Some wines and beers pose potential problems around the amount of potassium they contain. For those who need to limit their fluid to less than 1 litre (2 pints) per day. including one of these drinks can have a big impact on the total fluid consumed over the course of the day.
The recommendations for alcohol for people with kidney disease are the same as for the general population: not to drink more than 14 units a week (for both men and women). One unit is 10ml of pure alcohol. Because alcoholic drinks come in different strengths and sizes, units are a good way of telling how strong your drink is. It’s not as simple as one drink, one unit. For example 1 unit is the equivalent to
- a single measure of spirits (ABV 37.5%);
- half a pint of average-strength (4%) lager;
- two-thirds of a 125ml glass of average-strength (12%) wine;
- half a 175ml glass of average strength (12%) wine;
- a third of a 250ml glass of average-strength (12%) wine.
(For more information on alcohol and units, visit: www.drinkaware.co.uk)
It’s not as simple as one drink, one unit
The following should be considered when including alcohol in your renal diet:
If you regularly drink as much as 14 units per week, it’s best to spread your drinking evenly over three or more days.

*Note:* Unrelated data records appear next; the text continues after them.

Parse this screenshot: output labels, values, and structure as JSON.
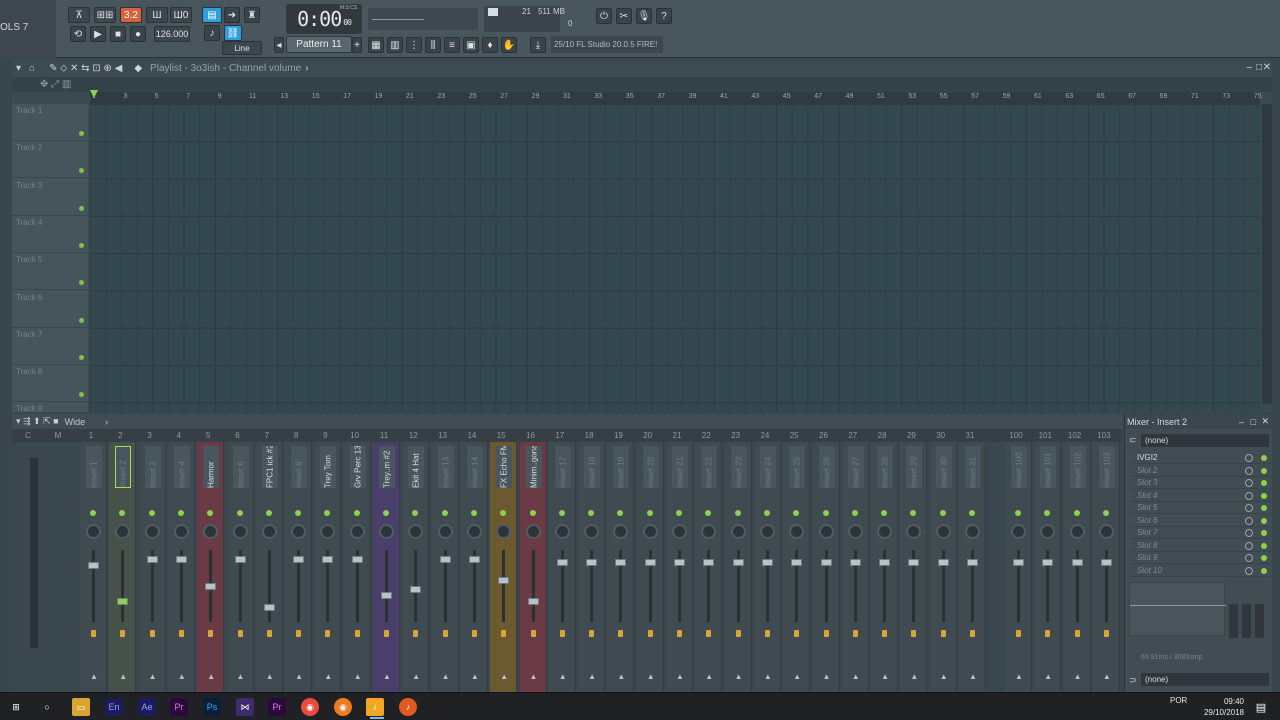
{
  "toolbar": {
    "hint_left": "OLS 7",
    "mode_buttons": [
      "⊼",
      "⊞⊞",
      "3.2",
      "Ш",
      "Ш0"
    ],
    "tempo": "126.000",
    "clock": "0:00",
    "clock_sub": "00",
    "clock_unit": "M:S:CS",
    "snap": "Line",
    "cpu": "21",
    "memory": "511 MB",
    "poly": "0",
    "pattern": "Pattern 11",
    "hint_text": "25/10  FL Studio 20.0.5 FIRE!",
    "help_icon": "?"
  },
  "playlist": {
    "title": "Playlist - 3o3ish - Channel volume",
    "ruler": [
      "1",
      "3",
      "5",
      "7",
      "9",
      "11",
      "13",
      "15",
      "17",
      "19",
      "21",
      "23",
      "25",
      "27",
      "29",
      "31",
      "33",
      "35",
      "37",
      "39",
      "41",
      "43",
      "45",
      "47",
      "49",
      "51",
      "53",
      "55",
      "57",
      "59",
      "61",
      "63",
      "65",
      "67",
      "69",
      "71",
      "73",
      "75"
    ],
    "tracks": [
      "Track 1",
      "Track 2",
      "Track 3",
      "Track 4",
      "Track 5",
      "Track 6",
      "Track 7",
      "Track 8",
      "Track 9"
    ]
  },
  "mixer": {
    "view": "Wide",
    "master_labels": [
      "C",
      "M"
    ],
    "title": "Mixer - Insert 2",
    "strips": [
      {
        "num": "1",
        "name": "Insert 1",
        "named": false
      },
      {
        "num": "2",
        "name": "Insert 2",
        "named": false
      },
      {
        "num": "3",
        "name": "Insert 3",
        "named": false
      },
      {
        "num": "4",
        "name": "Insert 4",
        "named": false
      },
      {
        "num": "5",
        "name": "Harmor",
        "named": true
      },
      {
        "num": "6",
        "name": "Insert 6",
        "named": false
      },
      {
        "num": "7",
        "name": "FPC1 ick #2",
        "named": true
      },
      {
        "num": "8",
        "name": "Insert 8",
        "named": false
      },
      {
        "num": "9",
        "name": "Trey Tom",
        "named": true
      },
      {
        "num": "10",
        "name": "Grv Perc 13",
        "named": true
      },
      {
        "num": "11",
        "name": "Trey..m #2",
        "named": true
      },
      {
        "num": "12",
        "name": "Ekit 4 Hat",
        "named": true
      },
      {
        "num": "13",
        "name": "Insert 13",
        "named": false
      },
      {
        "num": "14",
        "name": "Insert 14",
        "named": false
      },
      {
        "num": "15",
        "name": "FX Echo FM",
        "named": true
      },
      {
        "num": "16",
        "name": "Minim..gonal",
        "named": true
      },
      {
        "num": "17",
        "name": "Insert 17",
        "named": false
      },
      {
        "num": "18",
        "name": "Insert 18",
        "named": false
      },
      {
        "num": "19",
        "name": "Insert 19",
        "named": false
      },
      {
        "num": "20",
        "name": "Insert 20",
        "named": false
      },
      {
        "num": "21",
        "name": "Insert 21",
        "named": false
      },
      {
        "num": "22",
        "name": "Insert 22",
        "named": false
      },
      {
        "num": "23",
        "name": "Insert 23",
        "named": false
      },
      {
        "num": "24",
        "name": "Insert 24",
        "named": false
      },
      {
        "num": "25",
        "name": "Insert 25",
        "named": false
      },
      {
        "num": "26",
        "name": "Insert 26",
        "named": false
      },
      {
        "num": "27",
        "name": "Insert 27",
        "named": false
      },
      {
        "num": "28",
        "name": "Insert 28",
        "named": false
      },
      {
        "num": "29",
        "name": "Insert 29",
        "named": false
      },
      {
        "num": "30",
        "name": "Insert 30",
        "named": false
      },
      {
        "num": "31",
        "name": "Insert 31",
        "named": false
      }
    ],
    "extra_strips": [
      {
        "num": "100",
        "name": "Insert 100"
      },
      {
        "num": "101",
        "name": "Insert 101"
      },
      {
        "num": "102",
        "name": "Insert 102"
      },
      {
        "num": "103",
        "name": "Insert 103"
      }
    ],
    "input": "(none)",
    "output": "(none)",
    "slots": [
      "IVGI2",
      "Slot 2",
      "Slot 3",
      "Slot 4",
      "Slot 5",
      "Slot 6",
      "Slot 7",
      "Slot 8",
      "Slot 9",
      "Slot 10"
    ],
    "latency": "69.91ms / 3083smp"
  },
  "colors": {
    "accent_orange": "#d8603c",
    "accent_blue": "#2f9fdc",
    "led_green": "#8fd14f",
    "highlight_red": "#8a4a50",
    "highlight_purple": "#5a4a7a",
    "highlight_yellow": "#7a6a3a"
  },
  "taskbar": {
    "apps": [
      "windows-start-icon",
      "search-icon",
      "file-explorer-icon",
      "en-icon",
      "ae-icon",
      "pr-icon",
      "ps-icon",
      "vs-icon",
      "premiere-icon",
      "chrome-icon",
      "firefox-icon",
      "fl-studio-icon",
      "fl-studio-2-icon"
    ],
    "lang": "POR",
    "time": "09:40",
    "date": "29/10/2018"
  }
}
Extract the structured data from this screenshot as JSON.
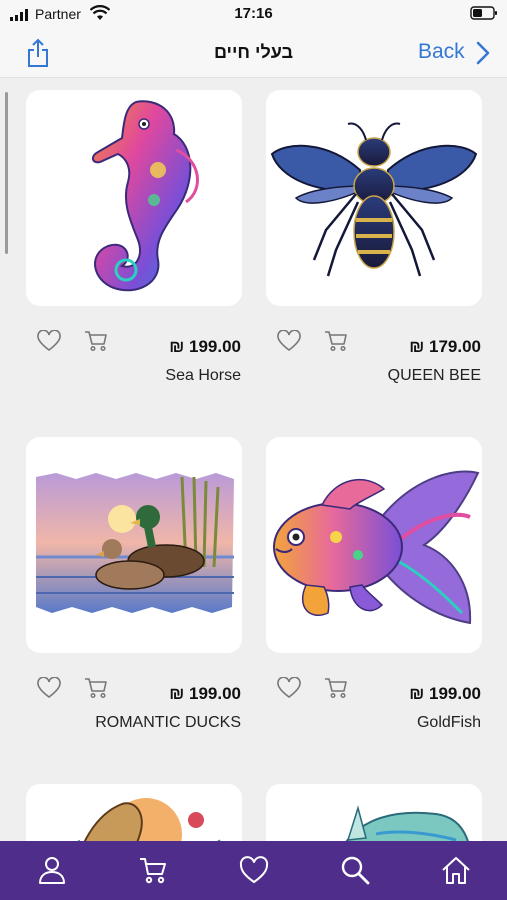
{
  "status": {
    "carrier": "Partner",
    "time": "17:16"
  },
  "header": {
    "title": "בעלי חיים",
    "back_label": "Back"
  },
  "products": [
    {
      "name": "Sea Horse",
      "price": "₪ 199.00"
    },
    {
      "name": "QUEEN BEE",
      "price": "₪ 179.00"
    },
    {
      "name": "ROMANTIC DUCKS",
      "price": "₪ 199.00"
    },
    {
      "name": "GoldFish",
      "price": "₪ 199.00"
    }
  ],
  "tabs": [
    "profile-icon",
    "cart-icon",
    "heart-icon",
    "search-icon",
    "home-icon"
  ],
  "colors": {
    "accent": "#3478d4",
    "tabbar": "#4f2d8a"
  }
}
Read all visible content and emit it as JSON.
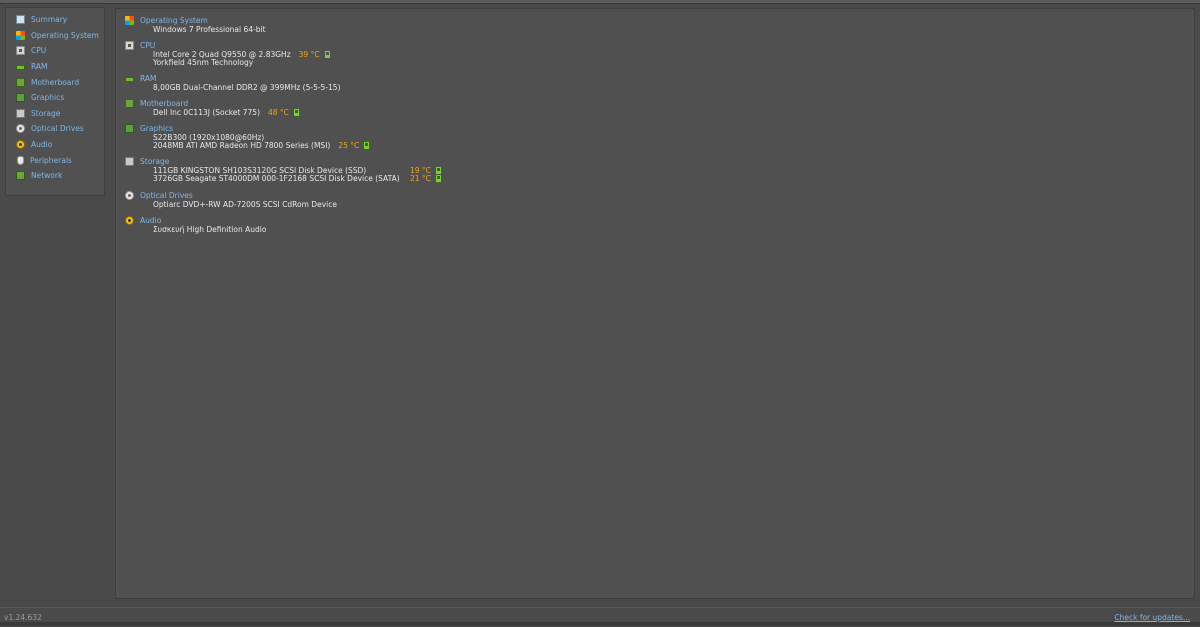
{
  "sidebar": {
    "items": [
      {
        "label": "Summary",
        "icon": "summary-icon"
      },
      {
        "label": "Operating System",
        "icon": "windows-logo-icon"
      },
      {
        "label": "CPU",
        "icon": "cpu-chip-icon"
      },
      {
        "label": "RAM",
        "icon": "ram-module-icon"
      },
      {
        "label": "Motherboard",
        "icon": "motherboard-icon"
      },
      {
        "label": "Graphics",
        "icon": "graphics-card-icon"
      },
      {
        "label": "Storage",
        "icon": "hard-drive-icon"
      },
      {
        "label": "Optical Drives",
        "icon": "optical-disc-icon"
      },
      {
        "label": "Audio",
        "icon": "speaker-icon"
      },
      {
        "label": "Peripherals",
        "icon": "mouse-icon"
      },
      {
        "label": "Network",
        "icon": "network-icon"
      }
    ]
  },
  "summary": {
    "os": {
      "title": "Operating System",
      "line1": "Windows 7 Professional 64-bit"
    },
    "cpu": {
      "title": "CPU",
      "line1": "Intel Core 2 Quad Q9550 @ 2.83GHz",
      "temp": "39 °C",
      "line2": "Yorkfield 45nm Technology"
    },
    "ram": {
      "title": "RAM",
      "line1": "8,00GB Dual-Channel DDR2 @ 399MHz (5-5-5-15)"
    },
    "motherboard": {
      "title": "Motherboard",
      "line1": "Dell Inc 0C113J (Socket 775)",
      "temp": "48 °C"
    },
    "graphics": {
      "title": "Graphics",
      "line1": "S22B300 (1920x1080@60Hz)",
      "line2": "2048MB ATI AMD Radeon HD 7800 Series (MSI)",
      "temp": "25 °C"
    },
    "storage": {
      "title": "Storage",
      "drives": [
        {
          "name": "111GB KINGSTON SH103S3120G SCSI Disk Device (SSD)",
          "temp": "19 °C"
        },
        {
          "name": "3726GB Seagate ST4000DM 000-1F2168 SCSI Disk Device (SATA)",
          "temp": "21 °C"
        }
      ]
    },
    "optical": {
      "title": "Optical Drives",
      "line1": "Optiarc DVD+-RW AD-7200S SCSI CdRom Device"
    },
    "audio": {
      "title": "Audio",
      "line1": "Συσκευή High Definition Audio"
    }
  },
  "footer": {
    "version": "v1.24.632",
    "check_updates": "Check for updates..."
  },
  "colors": {
    "background": "#4a4a4a",
    "accent_text": "#7fb6e6",
    "temperature": "#f2a417",
    "gauge": "#74d81f"
  }
}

If you have one or two heavy drinking episodes a week, you increase your risk of death from long-term illness and injuries
Avoid becoming dehydrated by making sure you consume non-alcoholic drinks in between the alcohol containing ones. Choose water, soda water, diet fizzy drinks or no added sugar squash as healthier alternatives
Red wine has a little more potassium than white so try choosing sparkling white wines. Or enjoying a glass of pinot grigio or chardonnay would be better than a glass of red with your meal if you are on a low-potassium diet
Spirits will be lower volume but be mindful of the units. Consider using diet mixers or soda water if you have diabetes or are trying to lose weight (avoiding cola if on a low-phosphate diet)
Many wines, beer and lager contain added phosphates, so if you are prescribed a phosphate binder, ensure you take this with your meals as normal. Speak with your doctor or renal dietitian if you would like to discuss increasing the dose to cover a ‘special treat’
Try to have several alcohol-free days over the week
Limit to ½-1 pint of your favourite beer/lager or cider. Remember ciders are high in potassium so be mindful of this if you are on a low-potassium diet
Remember to incorporate other fluids you may behaving into your fluid allowance such as gravy, soups, ice creams, custards, creams and yoghurts.
For people with diabetes and chronic kidney disease (CKD), alcohol may be safe to drink if you have your blood sugar level under control. It’s always wise to check with your doctor or dietitian before incorporating alcohol into your diet and it is recommended that you combine your alcohol with food. Alcohol on an empty stomach can cause blood sugar levels to drop in those with diabetes. Additional ingredients in mixed drinks may also add carbohydrate that must be considered.
Finally, please discuss with your pharmacist and doctor if you want to consume alcohol as some medications do interact with alcohol. If you have any other questions regarding how to safely enjoy alcohol please speak with your doctor or renal dietitian.